I can reproduce the problem with the change in this PR if I change the receiver of map2 to be a tuple of type parameters (K1, K2) instead of a single parameter K:

trait Ops[F[_], A]:
  def map0[B](f0: A => B): F[B] = ???

trait Functor1[G[_]]

trait Functor2[H[_]]:
  extension [C1, C2](hc: H[(C1, C2)])
    def map2[D](f1: (C1, C2) => D): H[D]

trait Ref[I[_], +E]

final class Cov[+F]

class Test:
  given [J[_]](using J: Functor1[J]): Functor2[J] with
    extension [K1, K2](jk: J[(K1, K2)])
      def map2[L](f2: (K1, K2) => L): J[L] = ???

  def t1[
    M[_[t]],
    N[_],
  ](using N: Functor1[N]): Unit =

    val x3: Ops[N, M[[t] =>> Ref[N, t]]] = ???

    val x2: N[(M[N], M[[t] =>> Ref[N, t]])] = x3
      .map0 { refs             => (???, refs) }
      .map2 { case (not, refs) => (???, refs) }

The root cause of the regression is that the removal of type variables in https://github.com/scala/scala3/pull/21466/files#diff-73257963d8a6d79cd4878ae4ff164e33c36629f77821886ffc7cea2e2e38af39R78 does not check that the removed type variables are not in use somewhere.
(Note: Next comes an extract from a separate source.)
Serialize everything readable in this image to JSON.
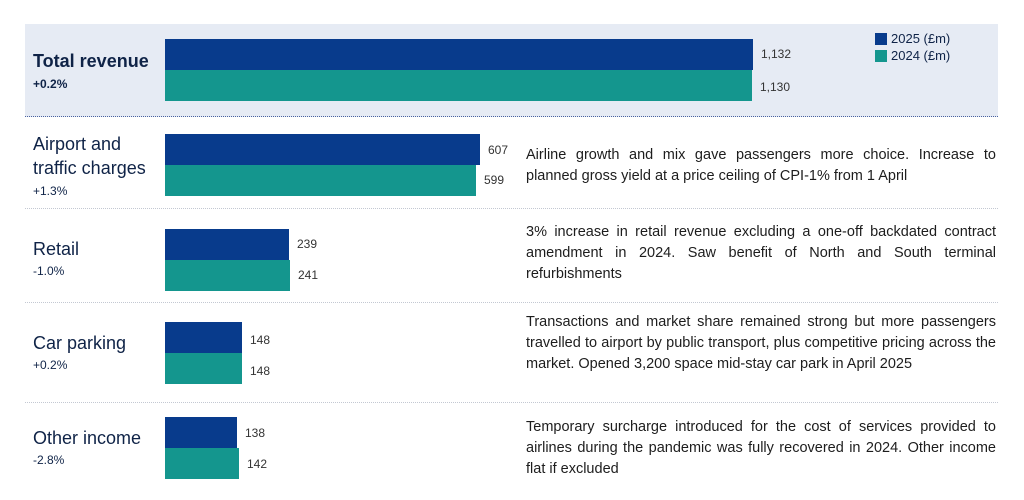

I spent some time looking into it but couldn't find a robust way to do so (maybe a version of Inferencing#interpolateTypeVars that doesn't require a tree argument could be used on pt in normalizedCompatible to do this clean-up?), so I think for now it'd be best to just revert #21466

[smarter]

I think we should still consider a revert of #21466 for the time being.

[smarter]

Isn't it the other way around? From the documentation of Constraint#dependsOn:

  @param `co`  If true, test whether the constraint would change if the variable is made larger

aboveOK negates the result of dependsOn(..., co = true), so in this branch, the constraint should not change when the variable is made larger, so we should instantiate with fromBelow = false.
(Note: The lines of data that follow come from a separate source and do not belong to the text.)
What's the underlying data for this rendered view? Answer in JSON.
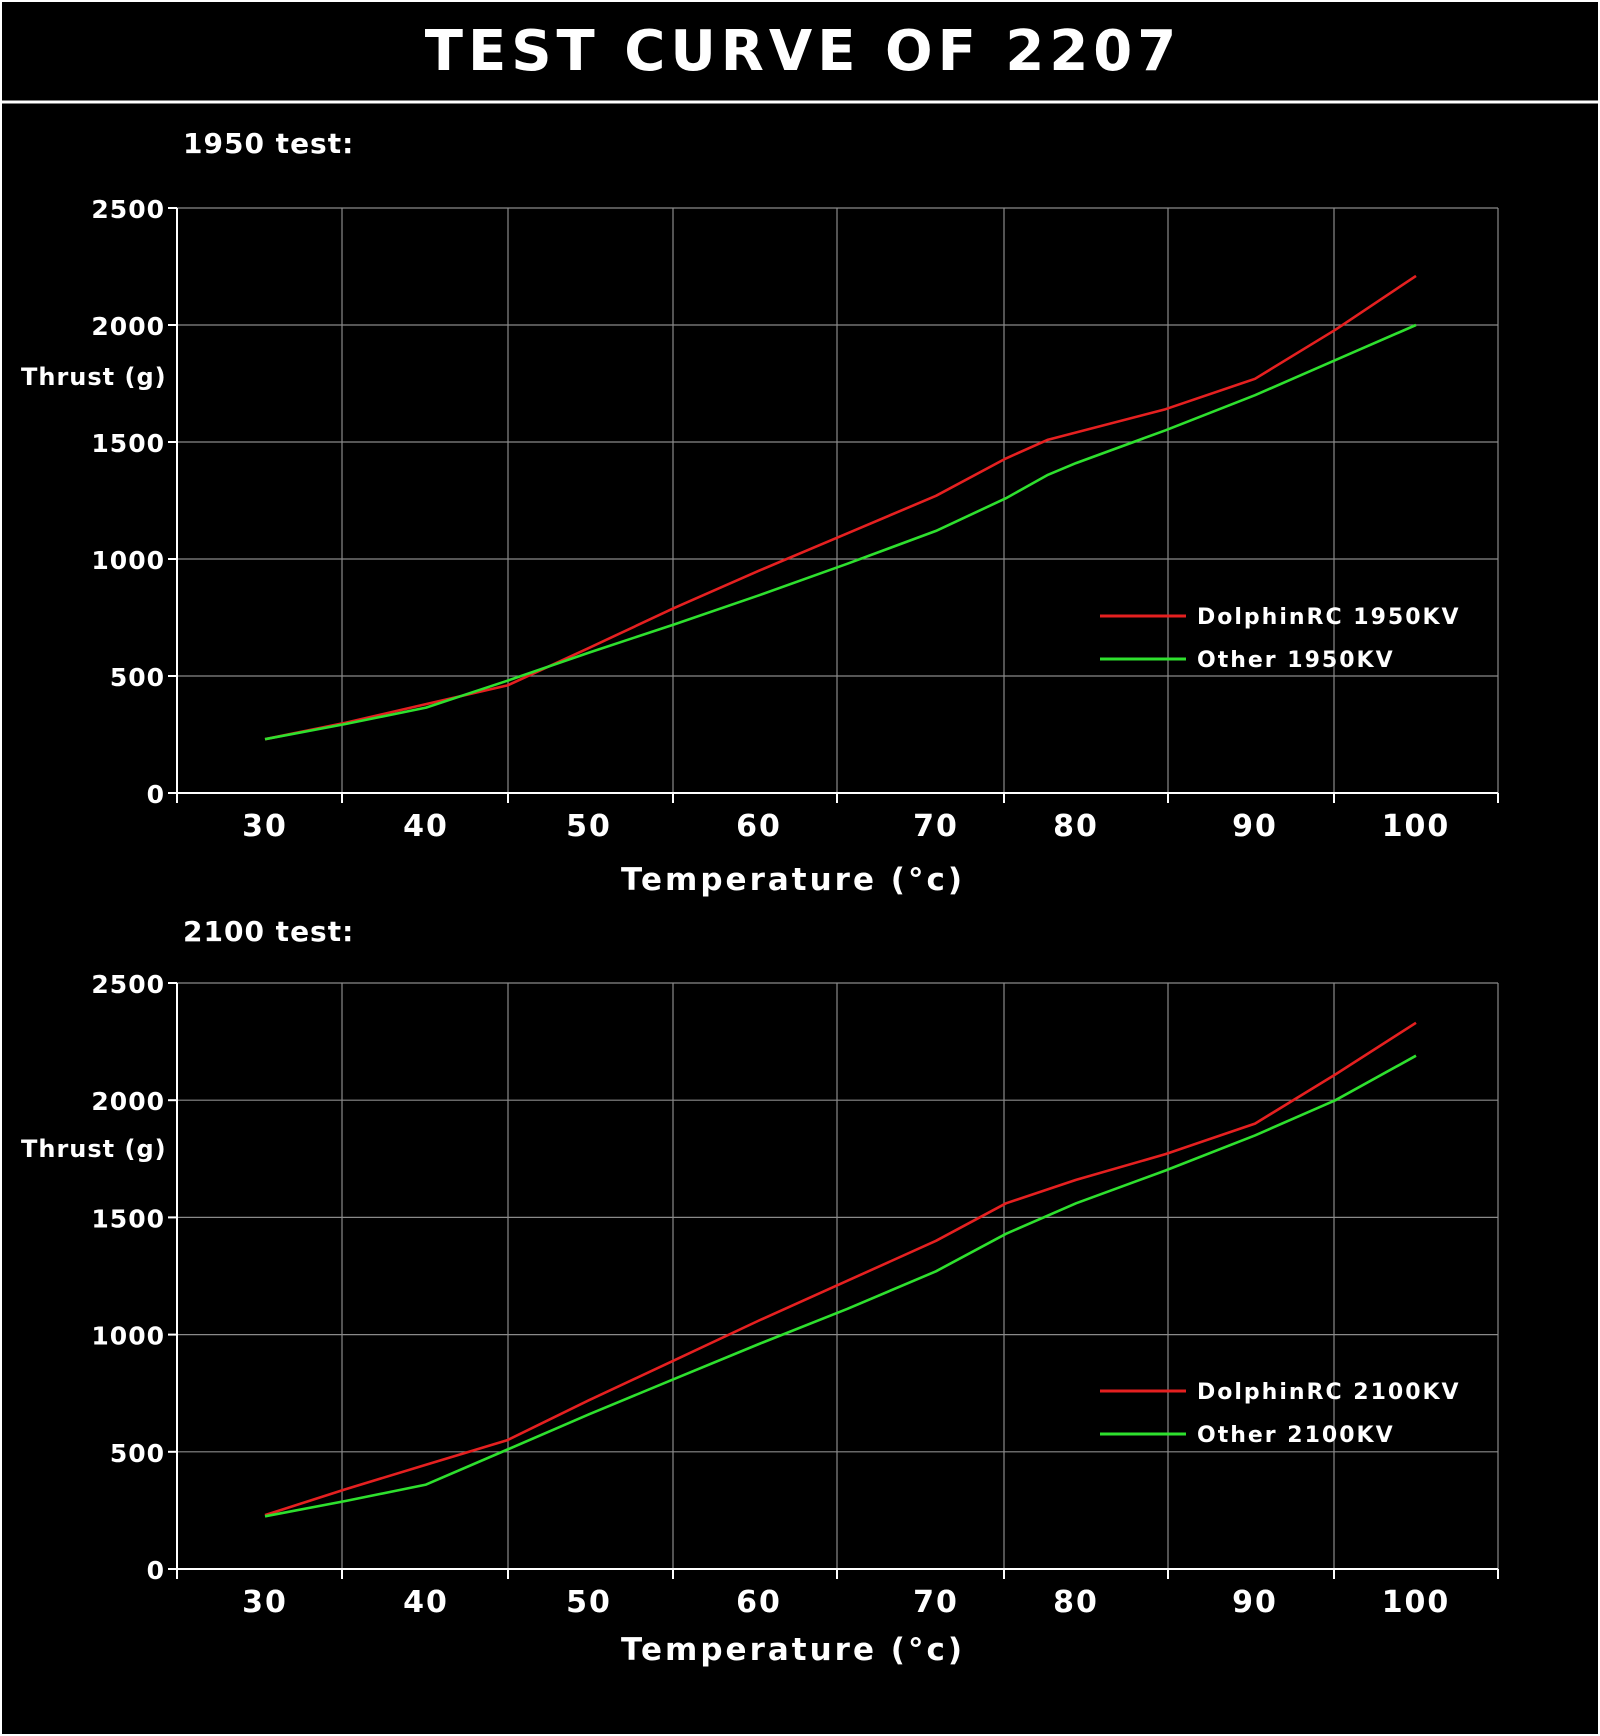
{
  "page": {
    "title": "TEST CURVE OF 2207",
    "background": "#000000",
    "grid_color": "#8a8a8a"
  },
  "chart_data": [
    {
      "type": "line",
      "title": "1950 test:",
      "xlabel": "Temperature (°c)",
      "ylabel": "Thrust (g)",
      "x_ticks": [
        "30",
        "40",
        "50",
        "60",
        "70",
        "80",
        "90",
        "100"
      ],
      "y_ticks": [
        "0",
        "500",
        "1000",
        "1500",
        "2000",
        "2500"
      ],
      "ylim": [
        0,
        2500
      ],
      "grid": true,
      "legend": "right-middle",
      "series": [
        {
          "name": "DolphinRC 1950KV",
          "color": "#e52020",
          "x": [
            30,
            35,
            40,
            45,
            50,
            55,
            60,
            65,
            70,
            75,
            78,
            85,
            90,
            95,
            100
          ],
          "y": [
            230,
            300,
            380,
            460,
            620,
            790,
            950,
            1110,
            1270,
            1430,
            1510,
            1640,
            1770,
            1980,
            2210
          ]
        },
        {
          "name": "Other 1950KV",
          "color": "#2ee02e",
          "x": [
            30,
            35,
            40,
            45,
            50,
            55,
            60,
            65,
            70,
            75,
            78,
            80,
            85,
            90,
            95,
            100
          ],
          "y": [
            230,
            295,
            365,
            480,
            600,
            720,
            845,
            980,
            1120,
            1260,
            1360,
            1410,
            1550,
            1700,
            1850,
            2000
          ]
        }
      ]
    },
    {
      "type": "line",
      "title": "2100 test:",
      "xlabel": "Temperature (°c)",
      "ylabel": "Thrust (g)",
      "x_ticks": [
        "30",
        "40",
        "50",
        "60",
        "70",
        "80",
        "90",
        "100"
      ],
      "y_ticks": [
        "0",
        "500",
        "1000",
        "1500",
        "2000",
        "2500"
      ],
      "ylim": [
        0,
        2500
      ],
      "grid": true,
      "legend": "right-middle",
      "series": [
        {
          "name": "DolphinRC 2100KV",
          "color": "#e52020",
          "x": [
            30,
            35,
            40,
            45,
            50,
            55,
            60,
            65,
            70,
            75,
            80,
            85,
            90,
            95,
            100
          ],
          "y": [
            230,
            340,
            445,
            550,
            720,
            890,
            1060,
            1230,
            1400,
            1560,
            1660,
            1770,
            1900,
            2110,
            2330
          ]
        },
        {
          "name": "Other 2100KV",
          "color": "#2ee02e",
          "x": [
            30,
            35,
            40,
            45,
            50,
            55,
            60,
            65,
            70,
            75,
            80,
            85,
            90,
            95,
            100
          ],
          "y": [
            225,
            290,
            360,
            510,
            660,
            810,
            960,
            1110,
            1270,
            1430,
            1560,
            1700,
            1850,
            2000,
            2190
          ]
        }
      ]
    }
  ]
}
I notice that when I make this change, tests/pos/i21981.scala breaks, but it only works by chance here: both belowOK and aboveOK return true (in fact, in all of the added tests, belowOK == aboveOK is always true), it also breaks if I just change the order of the two if branches in this code.
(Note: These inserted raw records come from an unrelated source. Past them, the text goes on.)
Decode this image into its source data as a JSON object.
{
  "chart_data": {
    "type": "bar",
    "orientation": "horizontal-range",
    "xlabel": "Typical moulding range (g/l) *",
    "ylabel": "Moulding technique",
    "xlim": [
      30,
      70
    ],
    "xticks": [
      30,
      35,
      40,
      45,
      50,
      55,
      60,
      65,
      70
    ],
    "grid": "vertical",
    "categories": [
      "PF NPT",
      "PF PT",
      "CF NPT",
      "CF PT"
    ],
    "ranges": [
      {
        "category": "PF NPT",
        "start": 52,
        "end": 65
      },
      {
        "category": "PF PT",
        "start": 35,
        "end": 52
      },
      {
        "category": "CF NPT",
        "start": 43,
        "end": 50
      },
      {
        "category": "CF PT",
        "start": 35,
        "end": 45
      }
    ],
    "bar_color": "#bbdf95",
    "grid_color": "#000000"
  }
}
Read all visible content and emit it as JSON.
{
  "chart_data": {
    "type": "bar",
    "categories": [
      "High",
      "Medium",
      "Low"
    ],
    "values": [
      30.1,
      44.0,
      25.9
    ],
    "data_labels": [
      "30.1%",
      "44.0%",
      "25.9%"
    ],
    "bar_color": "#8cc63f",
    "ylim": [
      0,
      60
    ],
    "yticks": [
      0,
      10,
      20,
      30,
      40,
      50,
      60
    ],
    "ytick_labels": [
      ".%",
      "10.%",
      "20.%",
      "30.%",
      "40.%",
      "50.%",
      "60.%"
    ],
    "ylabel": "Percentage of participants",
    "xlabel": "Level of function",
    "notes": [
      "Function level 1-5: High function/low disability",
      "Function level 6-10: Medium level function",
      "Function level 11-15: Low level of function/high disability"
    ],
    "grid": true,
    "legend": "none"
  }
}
So unfortunately I don't think that we can rely on dependsOn by itself, we'd need more of the logic of interpolateTypeVars to take into account the type of pt I think.

[smarter]

To clarify what I meant in my previous comment, the code after this commit is:

if belowOK then
  tvar.instantiate(fromBelow = true)
else if aboveOK then
  tvar.instantiate(fromBelow = false)

but if I swap the order of the branches:

if aboveOK then
  tvar.instantiate(fromBelow = false)
else if belowOK then
  tvar.instantiate(fromBelow = true)

then tests/pos/i21981.scala starts failing, so that must mean that aboveOK being true is not a good enough condition to ensure that instantiating a type variable is safe.

[smarter]

typo:

Suggested change

	// Also, filter out any tvar that is the instantiation another tvar
	// Also, filter out any tvar that is the instantiation of another tvar

[smarter]

If I understand the logic right, then !excluded.contains(tvar1) is equivalent to tvar1.isInstantiated and therefore not needed.

[smarter]

The check tvar1.instanceOpt == tvar accounts for that, but it doesn't account for B := Foo[K]. Here's a test case with B := Contra[K]:

case class Inv[T](x: T)
class Contra[-ContraParam](x: ContraParam)

trait Ops[F[_], A]:
  def map0[B](f0: A => Contra[B]): F[B] = ???

trait Functor1[G[_]]

trait Functor2[H[_]]

trait Ref[I[_], +E]

class Test:
  given [J[_]](using J: Functor1[J]): Functor2[J] with
    extension [K](jk: J[Contra[K]])
      def map2[L](f2: K => L): J[L] = ???

  def t1[
    M[_[t]],
    N[_],
  ](using N: Functor1[N]): Unit =

    val x3: Ops[N, M[[t] =>> Ref[N, t]]] = ???

    val x2: N[(M[N], M[[t] =>> Ref[N, t]])] = x3
      .map0 { refs             => Contra[Contra[(Nothing, M[[t] =>> Ref[N, t]])]](???) }
      .map2 { case (not, refs) => (???, refs) }

Now this could probably be fixed by checking tvar.occursIn(tvar1.instanceOpt) but at this point I'd started getting worried about time complexity: we're already inside two nested loops over all type variables and now we're traversing a type (in fact this is the traversal that dependsOn avoids for uninstantiated type variables).